Kehrseite des Traums
Jenseits des Mainstram:
Anthoy Drazans "Unsere Welt war eine schöne Lüge"
Was kann man über einen ambitionierten Film sagen,
dessen Macher über nur wenige Erfahrungen in ihrem Metier verfügen? Dass er
bewundernswerte sozialkritische Absichten hat? Dass das Zeitkolorit der
späten Fünfziger mit liebenswerter Detailgenauigkeit getroffen wurde? Dass
die Jungmimen ihr Bestes geben?
Macht es Sinn, darauf hinzuweisen, dass das Drehbuch
ein bisschen konfus daherkommt? Dass die Kamera zeitweise Probleme mit der
Tiefenschärfe hat? Dass es den jungen Akteuren nicht gelingt, neben dem
Schlachtroß Harvey Keitel zu bestehen, der alle anderen mit einem
verschmitzten Lächeln an die Wand spielt?
„Unsere Welt war eine schöne Lüge“ ist eine
schonungslose Abrechnung mit dem amerikanischen Traum: Ray Weiler (gespielt
von Harvey Keitel) glaubt tatsächlich daran, dass er mit ein wenig
Genialität, mit der nötigen finanziellen Starthilfe und notfalls ein paar
kleinen Tricks am großen Geld partizipieren könnte. Aber was er auch
unternimmt, er bleibt ein Verlierer, dessen Weg von Gläubigern gepflastert
ist. Seine Töchter lernen früh, ihn am Telefon und an der Haustür zu
verleugnen. Geschildert wird diese Geschichte aus der Sicht der ältren
Tochter Sonya (Fairuza Balk), die schon in jungen Jahren für ihre kleine
Schwester verantwortlich ist, weil die Mutter früh verstarb und der Vater,
ständig außer Haus, unfähig ist, den Kindern die Liebe und das
Einfühlungsvermögen entgegenzubringen, das sie bräuchten.
Der deutsche Verleihtitel führt in die Irre.

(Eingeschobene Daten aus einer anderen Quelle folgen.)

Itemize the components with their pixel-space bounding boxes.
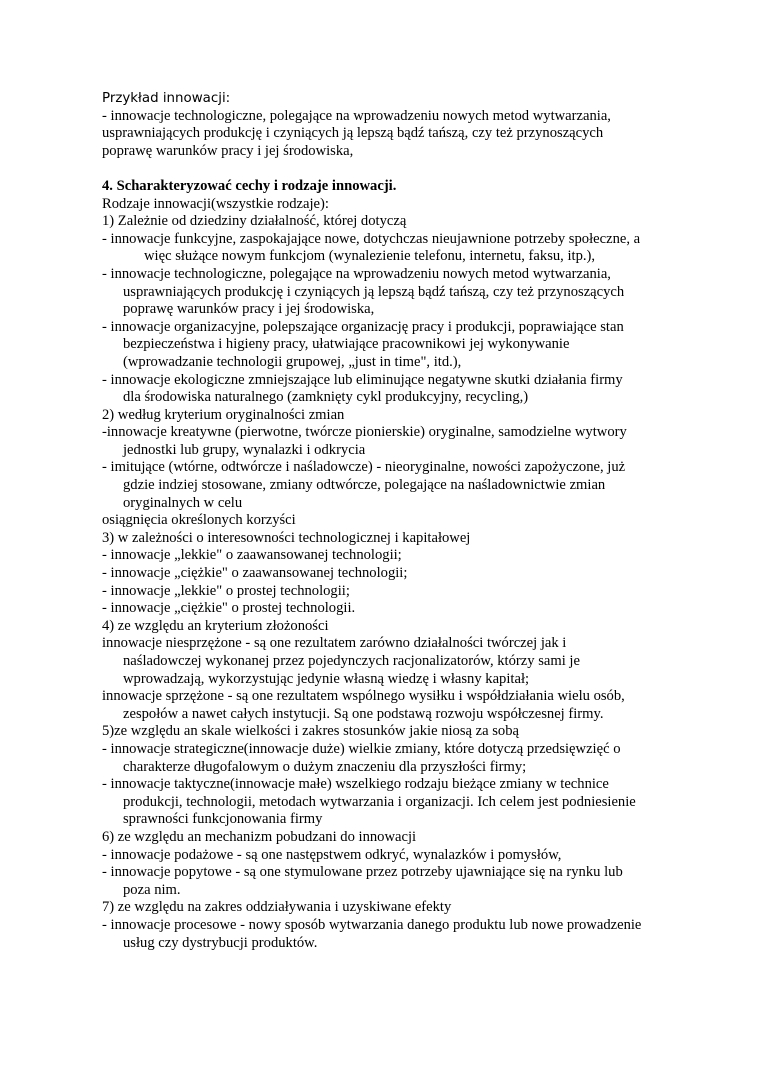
list-item-line: - imitujące (wtórne, odtwórcze i naśladowcze) - nieoryginalne, nowości zapożyczone, już: [102, 459, 626, 476]
list-item: [102, 372, 682, 407]
example-line: usprawniających produkcję i czyniących ją lepszą bądź tańszą, czy też przynoszących: [102, 125, 604, 142]
list-item-line: - innowacje ekologiczne zmniejszające lub eliminujące negatywne skutki działania firmy: [102, 371, 623, 388]
group-title: 5)ze względu an skale wielkości i zakres stosunków jakie niosą za sobą: [102, 723, 520, 740]
example-line: poprawę warunków pracy i jej środowiska,: [102, 142, 354, 159]
list-item-line: więc służące nowym funkcjom (wynalezienie telefonu, internetu, faksu, itp.),: [144, 248, 596, 265]
list-item-line: - innowacje taktyczne(innowacje małe) wszelkiego rodzaju bieżące zmiany w technice: [102, 776, 609, 793]
list-item: [102, 917, 682, 952]
group-tail: osiągnięcia określonych korzyści: [102, 512, 296, 529]
list-item-line: charakterze długofalowym o dużym znaczeniu dla przyszłości firmy;: [123, 758, 527, 775]
list-item: [102, 266, 682, 319]
list-item-line: innowacje sprzężone - są one rezultatem wspólnego wysiłku i współdziałania wielu osób,: [102, 688, 625, 705]
list-item-line: bezpieczeństwa i higieny pracy, ułatwiające pracownikowi jej wykonywanie: [123, 336, 570, 353]
list-item-line: poza nim.: [123, 881, 181, 898]
list-item-line: - innowacje technologiczne, polegające na wprowadzeniu nowych metod wytwarzania,: [102, 265, 611, 282]
section-intro: Rodzaje innowacji(wszystkie rodzaje):: [102, 195, 329, 212]
list-item: [102, 231, 682, 266]
list-item: [102, 459, 682, 512]
group-title: 7) ze względu na zakres oddziaływania i uzyskiwane efekty: [102, 899, 452, 916]
list-item-line: usprawniających produkcję i czyniących ją lepszą bądź tańszą, czy też przynoszących: [123, 283, 625, 300]
group-title: 1) Zależnie od dziedziny działalność, której dotyczą: [102, 213, 407, 230]
list-item-line: - innowacje procesowe - nowy sposób wytwarzania danego produktu lub nowe prowadzenie: [102, 916, 642, 933]
list-item-line: innowacje niesprzężone - są one rezultatem zarówno działalności twórczej jak i: [102, 635, 567, 652]
list-item-line: jednostki lub grupy, wynalazki i odkrycia: [123, 441, 366, 458]
blank-line: [102, 160, 682, 178]
list-item: [102, 741, 682, 776]
example-heading: Przykład innowacji:: [102, 91, 231, 106]
list-item: [102, 319, 682, 372]
list-item-line: produkcji, technologii, metodach wytwarzania i organizacji. Ich celem jest podniesienie: [123, 793, 636, 810]
list-item: [102, 424, 682, 459]
list-item: [102, 635, 682, 688]
list-item-line: usług czy dystrybucji produktów.: [123, 934, 318, 951]
list-item: [102, 688, 682, 723]
group-title: 3) w zależności o interesowności technologicznej i kapitałowej: [102, 529, 471, 546]
list-item: - innowacje „lekkie" o zaawansowanej technologii;: [102, 547, 402, 564]
group-title: 4) ze względu an kryterium złożoności: [102, 617, 329, 634]
list-item: [102, 847, 682, 865]
section-title: 4. Scharakteryzować cechy i rodzaje innowacji.: [102, 177, 397, 194]
document-body: [102, 90, 682, 952]
list-item-line: sprawności funkcjonowania firmy: [123, 811, 323, 828]
list-item-line: oryginalnych w celu: [123, 494, 243, 511]
group-title: 6) ze względu an mechanizm pobudzani do innowacji: [102, 828, 417, 845]
list-item-line: - innowacje podażowe - są one następstwem odkryć, wynalazków i pomysłów,: [102, 846, 562, 863]
list-item-line: gdzie indziej stosowane, zmiany odtwórcze, polegające na naśladownictwie zmian: [123, 477, 606, 494]
list-item: - innowacje „ciężkie" o prostej technologii.: [102, 600, 356, 617]
list-item: - innowacje „ciężkie" o zaawansowanej technologii;: [102, 565, 408, 582]
list-item-line: dla środowiska naturalnego (zamknięty cykl produkcyjny, recycling,): [123, 389, 529, 406]
list-item-line: - innowacje organizacyjne, polepszające organizację pracy i produkcji, poprawiające stan: [102, 318, 624, 335]
list-item: [102, 864, 682, 899]
list-item-line: - innowacje strategiczne(innowacje duże) wielkie zmiany, które dotyczą przedsięwzięć o: [102, 740, 621, 757]
list-item-line: zespołów a nawet całych instytucji. Są one podstawą rozwoju współczesnej firmy.: [123, 705, 604, 722]
list-item-line: - innowacje funkcyjne, zaspokajające nowe, dotychczas nieujawnione potrzeby społeczne, a: [102, 230, 641, 247]
group-title: 2) według kryterium oryginalności zmian: [102, 406, 345, 423]
list-item: [102, 776, 682, 829]
list-item-line: wprowadzają, wykorzystując jedynie własną wiedzę i własny kapitał;: [123, 670, 530, 687]
example-line: - innowacje technologiczne, polegające na wprowadzeniu nowych metod wytwarzania,: [102, 107, 611, 124]
list-item-line: poprawę warunków pracy i jej środowiska,: [123, 301, 375, 318]
list-item-line: naśladowczej wykonanej przez pojedynczych racjonalizatorów, którzy sami je: [123, 653, 580, 669]
list-item-line: (wprowadzanie technologii grupowej, „just in time", itd.),: [123, 353, 462, 370]
list-item-line: - innowacje popytowe - są one stymulowane przez potrzeby ujawniające się na rynku lub: [102, 864, 623, 881]
list-item: - innowacje „lekkie" o prostej technologii;: [102, 582, 350, 599]
list-item-line: -innowacje kreatywne (pierwotne, twórcze pionierskie) oryginalne, samodzielne wytwory: [102, 424, 627, 441]
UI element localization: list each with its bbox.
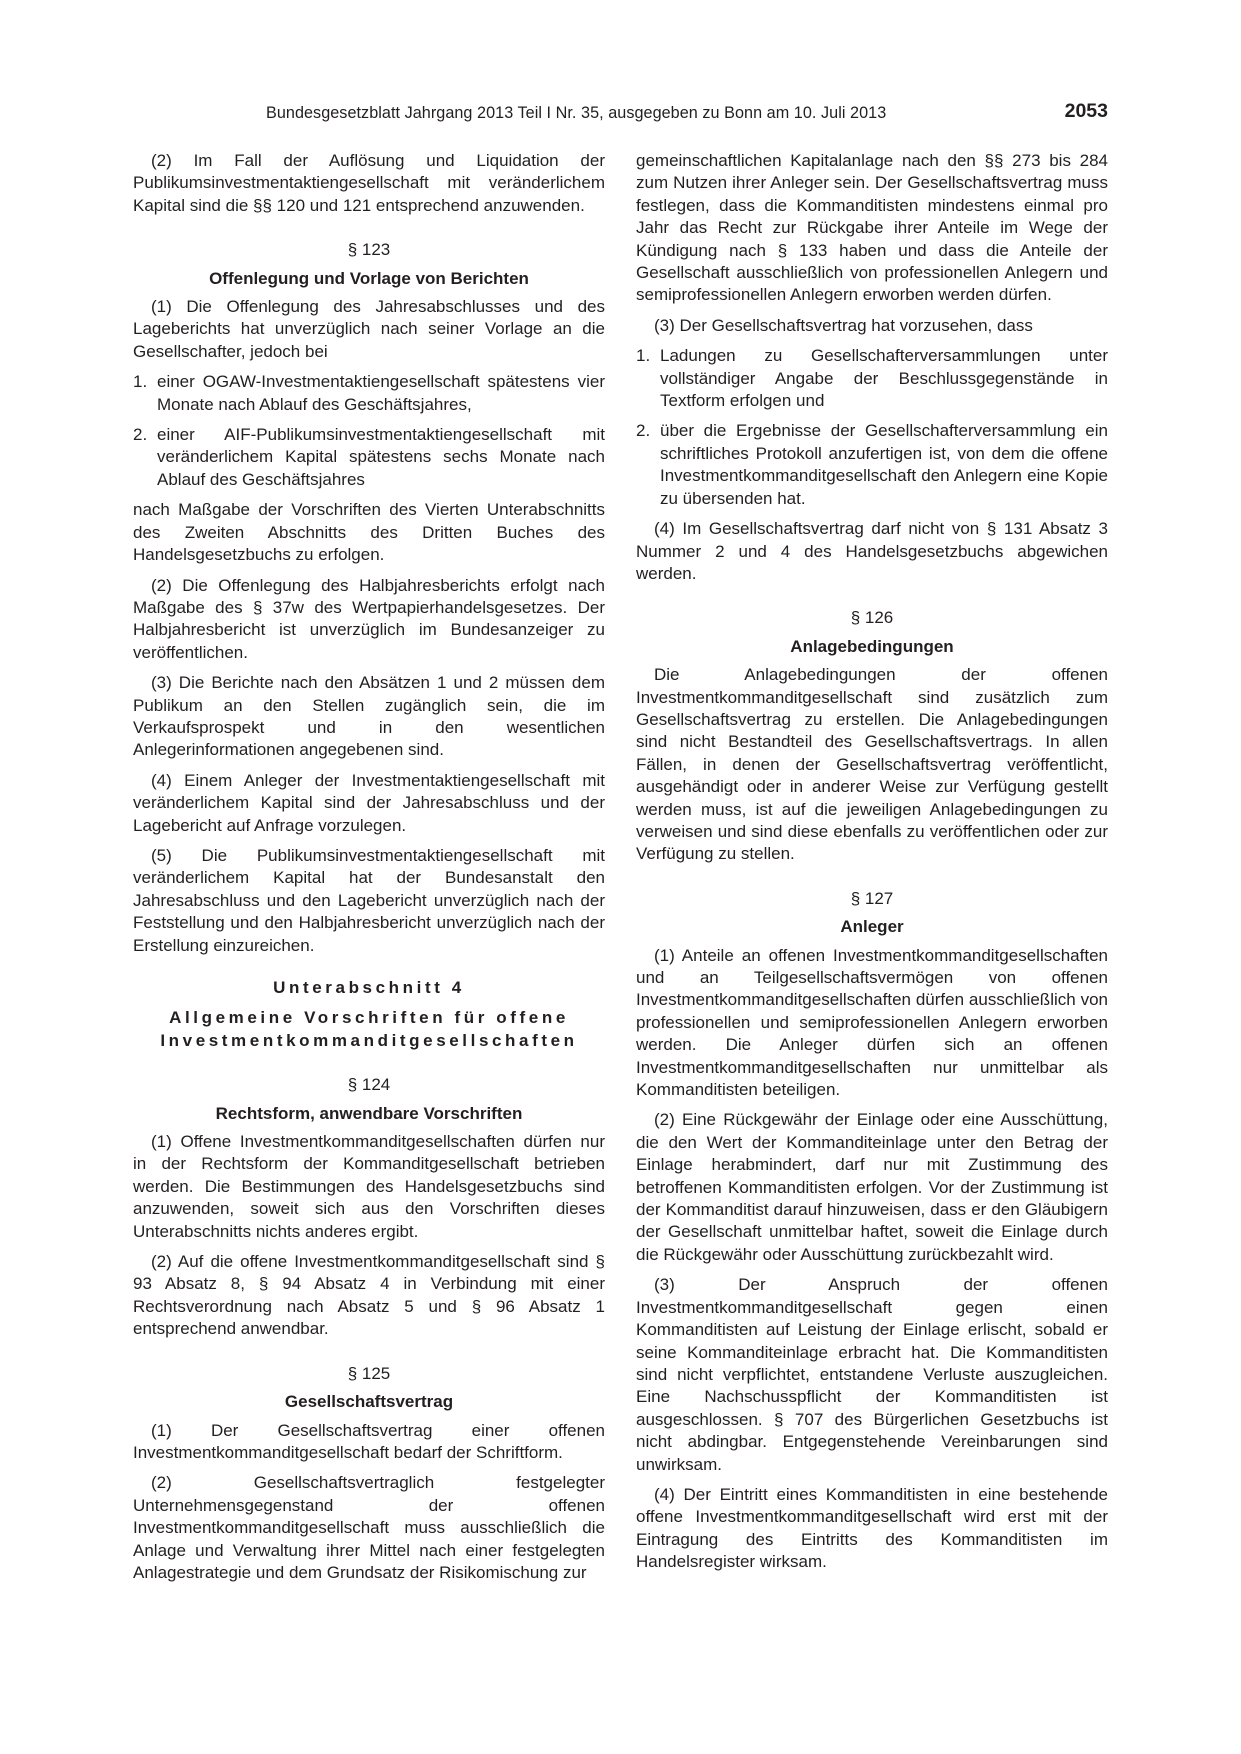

Denn schön ist die Lebenslüge
des Ray Weiler in keinem Augenblick. Die Fahrt durch das Herbstlaub, der
Spaziergang in den Mountains und andere Landschaftsaufnahmen schaffen es
nicht, die Atmosphäre des Films aufzulockern. Er zeigt mit brutaler Härte
die Sinnlosigkeit aller Aufstiegsversuche, solange nicht wenigstens ein
Minimum an sozialer Sicherheit gewährleistet ist.
Amerikanische Filme dieses Schlages finden selten den
Weg bis zu uns: hier wird keine fünf Minuten mit dem „American way of life“
geliebäugelt, werden keine romantischen Märchen aufgetischt. Deshalb ist
dieser kleine, mitunter etwas diffuse, aber in jeder Sequenz ehrliche und
idealistische Film dringend nötig. Für den Verleih ist er ein Wagnis, denn
trotz Harvey Keitel und einiger hochrangig besetzter Nebenrollen bietet er
nur wenig dessen, was in der buntschillernden Welt des Kino-Mainstreams für
volle Kassen sorgt. Es bleibt dennoch zu hoffen, dass dem Regisseur die
Chance gelassen wird, seine Technik weiterzuentwickeln. Denn neben der
perfekt umgesetzten Fließbandware der amerikanischen Traumfabriken wirt
„Unsere Welt“ wie ein neuer Aufbruch.